I find that the best way to start a conversation with people who disagree with you politically; there is debate on how to achieve the outcome, how to achieve less racist policing and fewer people dying on the streets of fentanyl. There is debate on how to get there, but we all want the same thing. But in the last couple of years, there is much more of a consensus actually in San Francisco. I would say the moderates have won.

DN: Some would say the progressive movement has peaked. What do you think this movement might look like in the future?

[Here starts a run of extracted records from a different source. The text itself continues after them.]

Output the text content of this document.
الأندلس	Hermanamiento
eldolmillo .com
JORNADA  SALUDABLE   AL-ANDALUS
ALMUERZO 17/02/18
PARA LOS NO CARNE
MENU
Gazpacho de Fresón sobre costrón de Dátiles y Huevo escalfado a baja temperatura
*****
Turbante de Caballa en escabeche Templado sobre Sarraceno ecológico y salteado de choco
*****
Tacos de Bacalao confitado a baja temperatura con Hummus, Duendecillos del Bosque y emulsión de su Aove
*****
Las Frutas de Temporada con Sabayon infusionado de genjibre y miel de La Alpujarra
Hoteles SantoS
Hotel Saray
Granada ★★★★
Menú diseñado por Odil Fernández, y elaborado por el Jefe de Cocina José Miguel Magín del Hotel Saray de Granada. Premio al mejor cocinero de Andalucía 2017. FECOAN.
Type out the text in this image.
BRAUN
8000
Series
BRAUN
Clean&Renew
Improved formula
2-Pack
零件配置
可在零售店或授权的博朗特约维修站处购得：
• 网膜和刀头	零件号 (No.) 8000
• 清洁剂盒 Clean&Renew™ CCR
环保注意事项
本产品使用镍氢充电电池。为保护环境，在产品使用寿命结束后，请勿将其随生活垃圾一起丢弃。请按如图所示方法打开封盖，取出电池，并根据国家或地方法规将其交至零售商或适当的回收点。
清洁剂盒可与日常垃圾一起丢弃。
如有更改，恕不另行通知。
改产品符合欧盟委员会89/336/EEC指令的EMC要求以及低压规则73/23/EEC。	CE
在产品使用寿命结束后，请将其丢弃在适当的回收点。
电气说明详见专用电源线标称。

NB: The book is called “The Morning After the Revolution” because I think the heat of the moment, the heat of the revolution has passed. Even though there is unrest on college campuses, it’s not the tens of thousands of people you saw marching before. I think (the progressive ideology) basically became institutionalized, the values of the moment are now woven into corporate America, they’re woven into academic America, they’re woven into our institutions. So it doesn’t need to be as loud, it doesn’t need to announce itself with screams and fire. It’s just taken for granted now.


That’s the shift — the movement won. The book grapples with what it is that won exactly, and also why? I hope and try in the book to show the appeal of a lot of these moments, the appeal of the anti-racism training, the appeal of even a group like Antifa, the group that introduces elements of violence into protests. I don’t think you can understand our current moment without acknowledging that these things were appealing for a reason.

DN: Is there a future for free-thinking journalists in the mainstream media?

NB: I’m optimistic. There are various new media companies that are cropping up now, like The Free Press, that are trying to fill this new void. I also think through the creation of new institutions and their success the old institutions will start to course-correct. There is an appetite and hunger. Most Americans don’t have really perfectly aligned politics with one party or another. Most Americans are kind of messy and believe a little bit of this and a little bit of that. Most people don’t want to be shoved in a little partisan box, and that’s really a good thing about Americans. And it says a lot about our miserable partisan boxes and how constrained they are.

I mean, people also like red meat and their op-eds about how Donald Trump is the end of the world for the thousandth time. But there is interest in complexity. It turns out that there are a lot of people who want something that’s between the NPR and the Daily Wire, and that offers a little more surprise and that offers a little more complexity to the world than those two places. That’s been heartening and exciting.